7. BUILDING ROADS IN NORTH CAROLINA (JOHNNY MILLS)

Now three years old, the WPA had embarked on and completed a wide array of projects. False starts such as the Florida ship canal and the occasional dry lake notwithstanding, there was much to be proud of. The agency had to its credit masterpieces small and large, from Art Project murals and structures built by hand of native stone and wood to the imposing array of art, craft, and architecture that was the Timberline Lodge.

But the largest component of the work program was, as Hopkins had pointed out, road building. WPA crews built and repaired roads and streets in cities, often joining works already under way. In San Francisco, for example, the majestic Golden Gate Bridge had been started with bond financing in 1933, prior to Roosevelt’s inauguration, but before it was completed and opened in May 1937, the WPA had contributed by building one of its approaches. The agency built new roads through remote areas, its workers living in field camps far from home. Its major aim from the beginning had been to improve the more than 2 million miles of dirt and gravel roads that were the main links between farms and market towns. The work, which included clearing right-of-way, digging and clearing drainage ditches, building culverts and small bridges, widening and scraping roads, and often resurfacing them with gravel or crushed stone made on the spot with rocks dug from the roadside, gave paying jobs to many farmers who for a variety of reasons could not force a cash income from their farms. One of these was Johnny Mills.

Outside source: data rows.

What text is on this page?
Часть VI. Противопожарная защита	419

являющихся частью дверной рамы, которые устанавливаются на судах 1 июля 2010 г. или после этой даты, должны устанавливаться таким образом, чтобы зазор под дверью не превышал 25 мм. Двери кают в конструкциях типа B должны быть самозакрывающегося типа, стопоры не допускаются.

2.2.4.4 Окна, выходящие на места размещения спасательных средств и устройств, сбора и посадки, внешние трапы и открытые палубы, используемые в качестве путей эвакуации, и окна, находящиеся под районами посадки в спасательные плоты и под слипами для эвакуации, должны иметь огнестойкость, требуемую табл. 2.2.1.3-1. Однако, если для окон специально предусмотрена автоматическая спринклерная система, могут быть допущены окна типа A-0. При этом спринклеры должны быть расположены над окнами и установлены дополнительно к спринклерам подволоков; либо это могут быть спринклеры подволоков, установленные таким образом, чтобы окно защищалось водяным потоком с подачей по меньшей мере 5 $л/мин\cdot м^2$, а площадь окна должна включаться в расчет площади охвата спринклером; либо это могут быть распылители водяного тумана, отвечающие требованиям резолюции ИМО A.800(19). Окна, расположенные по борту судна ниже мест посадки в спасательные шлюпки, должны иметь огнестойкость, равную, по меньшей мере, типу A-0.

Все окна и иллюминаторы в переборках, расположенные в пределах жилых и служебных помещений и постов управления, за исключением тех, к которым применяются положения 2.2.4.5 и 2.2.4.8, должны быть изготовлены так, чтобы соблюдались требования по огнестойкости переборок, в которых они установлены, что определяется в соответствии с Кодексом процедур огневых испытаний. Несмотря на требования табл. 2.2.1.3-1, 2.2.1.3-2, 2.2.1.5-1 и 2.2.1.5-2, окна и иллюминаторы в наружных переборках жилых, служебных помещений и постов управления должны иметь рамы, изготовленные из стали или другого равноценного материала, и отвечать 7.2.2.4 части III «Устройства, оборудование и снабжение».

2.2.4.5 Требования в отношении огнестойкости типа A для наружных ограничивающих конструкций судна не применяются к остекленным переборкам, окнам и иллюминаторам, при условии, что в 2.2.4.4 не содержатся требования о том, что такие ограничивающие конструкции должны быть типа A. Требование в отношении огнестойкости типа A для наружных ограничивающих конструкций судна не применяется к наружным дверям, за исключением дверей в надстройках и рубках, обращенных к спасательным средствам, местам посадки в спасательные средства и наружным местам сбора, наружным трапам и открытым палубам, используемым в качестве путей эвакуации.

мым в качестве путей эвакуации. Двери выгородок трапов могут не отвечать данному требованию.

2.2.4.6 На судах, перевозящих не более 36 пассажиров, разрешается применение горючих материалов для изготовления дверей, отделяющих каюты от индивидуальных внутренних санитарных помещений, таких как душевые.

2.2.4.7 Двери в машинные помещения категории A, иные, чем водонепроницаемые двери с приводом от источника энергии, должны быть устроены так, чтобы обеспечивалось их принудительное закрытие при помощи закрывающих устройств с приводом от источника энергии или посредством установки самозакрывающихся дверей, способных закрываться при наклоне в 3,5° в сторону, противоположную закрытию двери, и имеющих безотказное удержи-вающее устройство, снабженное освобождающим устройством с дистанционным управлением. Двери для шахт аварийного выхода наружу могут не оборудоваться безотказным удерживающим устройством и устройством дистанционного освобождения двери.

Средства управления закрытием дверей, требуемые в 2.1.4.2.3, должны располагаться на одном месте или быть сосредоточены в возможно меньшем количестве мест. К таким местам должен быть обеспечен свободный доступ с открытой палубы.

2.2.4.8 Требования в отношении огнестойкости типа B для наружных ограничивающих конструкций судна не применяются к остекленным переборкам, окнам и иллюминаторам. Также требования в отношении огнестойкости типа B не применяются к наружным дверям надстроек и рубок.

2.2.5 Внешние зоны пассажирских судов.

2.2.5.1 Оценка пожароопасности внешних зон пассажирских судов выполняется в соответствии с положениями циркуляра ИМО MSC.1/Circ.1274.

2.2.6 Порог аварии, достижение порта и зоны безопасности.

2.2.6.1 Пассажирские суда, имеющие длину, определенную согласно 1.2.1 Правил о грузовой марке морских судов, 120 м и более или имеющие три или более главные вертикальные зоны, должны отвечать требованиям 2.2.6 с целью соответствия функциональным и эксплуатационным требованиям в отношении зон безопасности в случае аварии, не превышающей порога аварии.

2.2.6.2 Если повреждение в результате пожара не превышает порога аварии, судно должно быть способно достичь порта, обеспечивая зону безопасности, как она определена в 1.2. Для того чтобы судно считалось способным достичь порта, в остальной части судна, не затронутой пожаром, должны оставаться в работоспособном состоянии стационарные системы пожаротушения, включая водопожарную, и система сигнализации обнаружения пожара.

Mills lived in a one-industry county in the hardscrabble mountains of western North Carolina. That industry was paper, its one plant the Mead Paper Company factory in the Jackson County seat of Sylva. It spewed from its smokestacks a vile mixture that hung over the hills like thick white wool and smelled like rotten eggs. He had gone through the sixth grade in school and done odd jobs since. He met Shirley Shuler at her sister’s wedding party in 1936. He was a ropey five-nine with a head of jet-black hair, she was a brunette with a beautiful smile, and it was not long after the party that they started to talk of getting married. Mills was twenty-one but Shirley was only sixteen, which was why, when the day came—April 17, 1937—they had to drive the forty miles from Sylva across the state line to Clayton, Georgia, to get married. It was no spur-of-the-moment elopement, though. Shirley wore a blue silk dress and Mills a blue serge suit he’d bought for $16 at the Sylva Supply Company; Judge Frank A. Smith, the Clayton County ordinary, read the vows; and Shirley’s mother put on a wedding supper in their honor when they got back home.

They moved in with Shirley’s grandfather, a widower who needed help keeping up his ninety acres in the Willets community north of Sylva, on the way up Balsam Mountain. They ate what the cornfield and the garden and the chickens and hogs and a single milk cow produced; Shirley churned butter, canned vegetables, and preserved fruit, and Johnny continued to pick up the day work that bought the flour and shortening and coffee and sugar and lamp oil that the land could not provide. He hoed corn, he picked apples across the ridge at Barber’s orchard, he went into the woods and felled and hauled the blight-killed chestnut trees that the Mead Paper Company prized for making paper.

“I worked many a day for a dollar,” he said.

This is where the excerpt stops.